El Rebo se abalanza sobre él. Los dos caen al suelo. Ahora es el Joker quien se está desternillado de risa en la cabeza de Óscar. Afortunadamente al Rebo se le escapa la navaja de la mano. Óscar queda en el suelo boca arriba, forcejeando con el Rebo que se ha aupado sobre él, colocándose a horcajadas sobre su barriga. Tantea el suelo buscando la navaja. Le lanza puñetazos, Óscar desesperado intenta bloquearlos protegiéndose con los brazos. El matón está como loco, la pérdida de su arma le ha enfurecido aún más. Le grita, le insulta, la rabia que siente hace que la saliva le escape de la boca y lo salpique. Óscar sigue oyendo las risotadas del payaso, que entre carcajadas logra decirle —Coge esa piedra y machácale la cabeza. Óscar, machácale la cabeza. No pares de machacarle la cabeza hasta que sea pulpa ja, ja, ja Es nuestra venganza, es lo que queremos, porque la venganza es lo más divertido chico, y tiene que pagar todo lo que nos ha hecho ¿Verdad, chico? ¿Verdad, chico? ¿VERDAD?—. La voz vuelve a cambiar y se reconoce a sí mismo, como hacía un rato en los baños, como se había visto en el espejo. —Coge esa piedra y machácale la cabeza. Vamos, machácale la cabeza—. Una paz le embarga, estaba ascendiendo desde el infierno al paraíso, tenía la llave de sus puertas, una llave de piedra.

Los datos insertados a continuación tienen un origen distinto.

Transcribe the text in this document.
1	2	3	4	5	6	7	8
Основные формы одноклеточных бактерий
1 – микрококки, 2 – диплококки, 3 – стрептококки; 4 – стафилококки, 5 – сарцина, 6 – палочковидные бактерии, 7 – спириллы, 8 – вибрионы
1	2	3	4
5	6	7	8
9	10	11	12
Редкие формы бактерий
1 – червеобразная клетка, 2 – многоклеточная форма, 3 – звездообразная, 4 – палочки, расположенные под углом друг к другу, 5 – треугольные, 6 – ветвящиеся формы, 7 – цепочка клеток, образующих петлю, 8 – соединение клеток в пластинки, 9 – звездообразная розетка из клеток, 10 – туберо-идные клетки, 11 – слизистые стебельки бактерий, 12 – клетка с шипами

La vio por el rabillo del ojo. Un poco más allá, había un pedazo del granito de un arriate que parecía suelto. Efectivamente lo está. Estira el brazo, hasta que las yemas de los dedos notan su canto filoso. Únicamente tiene que tirar de él. La inercia y el peso hacen el resto. El cascote se estrella contra la cabeza del Rebo. El sonido del hueso al partirse es húmedo y seco al tiempo, como pulsar la tecla del punto y final. Aunque no iba a ser el punto y final, solo es un punto y seguido, aquel único golpe era demasiado poco, demasiado para compensar todos los abusos, las patadas, las humillaciones; no, aquel golpe solo iba a ser el primero de muchos. El Rebo cae como un saco, como una marioneta al que le cortan los hilos. Óscar se lo saca de encima y sigue golpeándole, ríe, ríe a carcajadas. Tenía razón, el Joker tenía razón, aquello era lo más divertido, lo más divertido del mundo. Había olvidado esa sensación, su mente la había borrado, la sensación de libertad, de poder, de no tener miedo, de ser él, solo él.
Ahora los que se quedan como liebres deslumbradas son Ángela y el Chino, que comienzan a gritar horrorizados, pero no se atreven a hacer nada más.
Paró cuando la mano del Negro lo agarró. El Negro, aquel “marica cobarde” le acaba de salvar la vida a su macho alfa, aunque no puede evitar que a partir de aquella noche jamás volvería a mover nada más que no fueran los ojos.